Decyzję o umorzeniu Trybunał podjął w pełnym, 10-osobowym składzie na posiedzeniu niejawnym. Odbyło się ono w czwartek 7 stycznia. Pierwotnie rozprawa miała odbyć się 12 stycznia. Skargę do TK w tej sprawie złożyła grupa posłów PO, do której przyłączył się Rzecznik Praw Obywatelskich .
Postanowienie Trybunału o umorzeniu postępowania zapadało na podstawie ustawy z dnia 25 czerwca 2015 roku. Jak czytamy w 44-stronicowym postanowieniu, Trybunał Konstytucyjny ustalił, że „uchwały o braku mocy prawnej nie mogą zostać uznane za akty normatywne”. W ocenie Trybunału, te uchwały nie spełniają kryterium formalnego, czyli nie są aktami kwalifikowanymi przez Konstytucję jako źródła prawa. Jak czytamy dalej, podjęte pod koniec listopada uchwały nie spełniają także kryterium materialnego, czyli nie ustanawiają norm prawnych. Trybunał stwierdził, że postępowanie podlegało umorzeniu ze względu na niedopuszczalność wydania orzeczenia, a uchwały o braku mocy prawnej nie mogą być traktowane jako prawnie wiążące stwierdzenie nieważności wyboru sędziów.
Podobne postanowienie Trybunał wydał w sprawie grudniowych uchwał Sejmu, które powołały kolejnych 5 sędziów Trybunału wskazanych przez Prawo i Sprawiedliwość. W ocenie Trybunału, te dokumenty należało zaliczyć do kategorii uchwał nieprawotwórczych, przez które Sejm miałby realizować funkcję kreacyjną w odniesieniu do organów władzy publicznej. Trybunał postanowił również, że grudniowe uchwały nie mogą zostać uznane za akty normatywne.
Zdania odrębne do postanowienia Trybunału złożyło trzech sędziów – prezes Andrzej Rzepliński, Marek Zubik i Andrzej Wróbel.
W postanowieniu Trybunału czytamy również, że w toku prac Sejmu z większością PO-PSL, wybierającego 5 sędziów, „nie uchybiono wymogom określonym w obowiązujących przepisach prawa”. Trybunał uznaje za nietrafne argumenty o tym, że o nieważności październikowego wyboru sędziów mogło decydować zgłoszenie kandydatów „przez rzekomo nieuprawnione podmioty” czy też „rzekoma konieczność uwzględnienia zasady dyskontynuacji prac parlamentu”.
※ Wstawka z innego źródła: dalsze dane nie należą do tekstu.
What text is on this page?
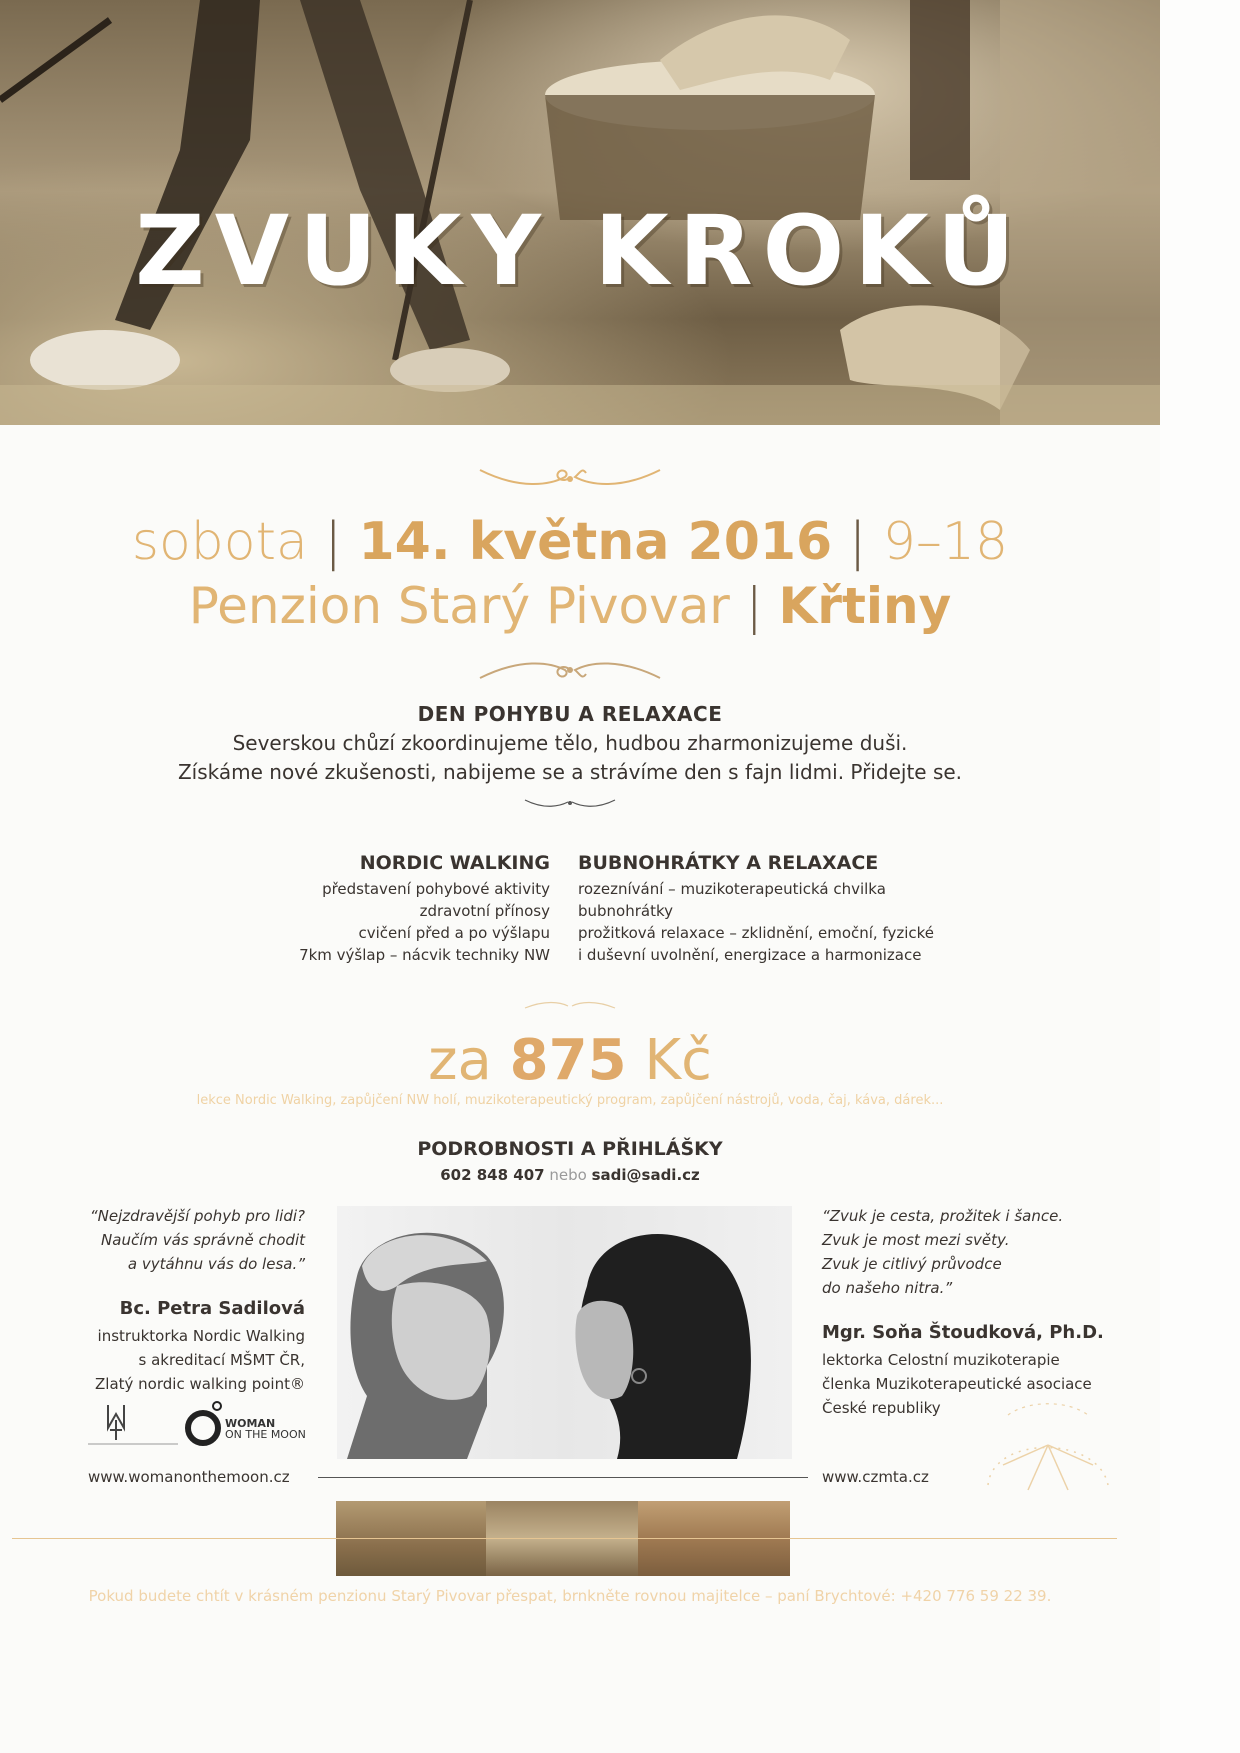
ZVUKY KROKŮ
sobota | 14. května 2016 | 9–18
Penzion Starý Pivovar | Křtiny
DEN POHYBU A RELAXACE
Severskou chůzí zkoordinujeme tělo, hudbou zharmonizujeme duši.
Získáme nové zkušenosti, nabijeme se a strávíme den s fajn lidmi. Přidejte se.
NORDIC WALKING
představení pohybové aktivity
zdravotní přínosy
cvičení před a po výšlapu
7km výšlap – nácvik techniky NW
BUBNOHRÁTKY A RELAXACE
rozeznívání – muzikoterapeutická chvilka
bubnohrátky
prožitková relaxace – zklidnění, emoční, fyzické
i duševní uvolnění, energizace a harmonizace
za 875 Kč
lekce Nordic Walking, zapůjčení NW holí, muzikoterapeutický program, zapůjčení nástrojů, voda, čaj, káva, dárek...
PODROBNOSTI A PŘIHLÁŠKY
602 848 407 nebo sadi@sadi.cz
“Nejzdravější pohyb pro lidi?
Naučím vás správně chodit
a vytáhnu vás do lesa.”
Bc. Petra Sadilová
instruktorka Nordic Walking
s akreditací MŠMT ČR,
Zlatý nordic walking point®
WOMAN
ON THE MOON
www.womanonthemoon.cz	www.czmta.cz
“Zvuk je cesta, prožitek i šance.
Zvuk je most mezi světy.
Zvuk je citlivý průvodce
do našeho nitra.”
Mgr. Soňa Štoudková, Ph.D.
lektorka Celostní muzikoterapie
členka Muzikoterapeutické asociace
České republiky
Pokud budete chtít v krásném penzionu Starý Pivovar přespat, brnkněte rovnou majitelce – paní Brychtové: +420 776 59 22 39.
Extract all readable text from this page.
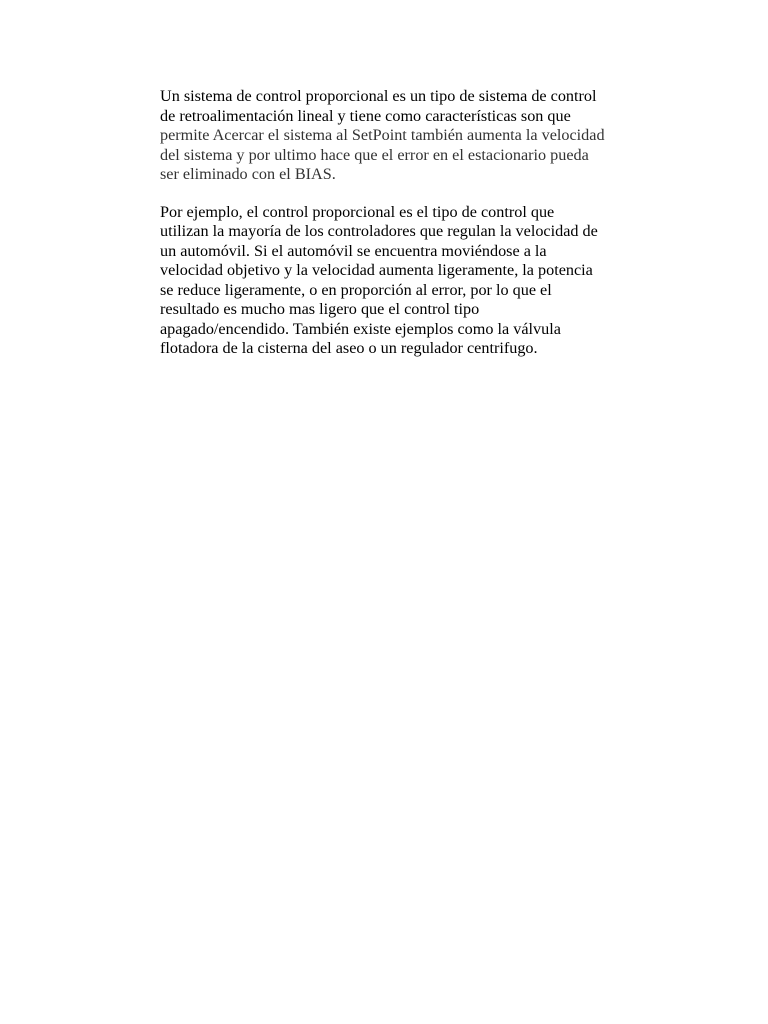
Un sistema de control proporcional es un tipo de sistema de control
de retroalimentación lineal y tiene como características son que
permite Acercar el sistema al SetPoint también aumenta la velocidad
del sistema y por ultimo hace que el error en el estacionario pueda
ser eliminado con el BIAS.

Por ejemplo, el control proporcional es el tipo de control que
utilizan la mayoría de los controladores que regulan la velocidad de
un automóvil. Si el automóvil se encuentra moviéndose a la
velocidad objetivo y la velocidad aumenta ligeramente, la potencia
se reduce ligeramente, o en proporción al error, por lo que el
resultado es mucho mas ligero que el control tipo
apagado/encendido. También existe ejemplos como la válvula
flotadora de la cisterna del aseo o un regulador centrifugo.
Trybunał Konstytucyjny wskazał również, że skuteczność grudniowych uchwał o ponownym wyborze sędziów zależała „wyłącznie” od tego, czy 8 października w sposób ważny dokonano obsadzenia stanowisk członków Trybunału oraz czy ten wybór był zgodny z Konstytucją. W tej sprawie Trybunał orzekł już 3 grudnia, stwierdzając, że wybór dwóch sędziów był niezgodny, zaś trzech pozostałych – zgodny z ustawą zasadniczą.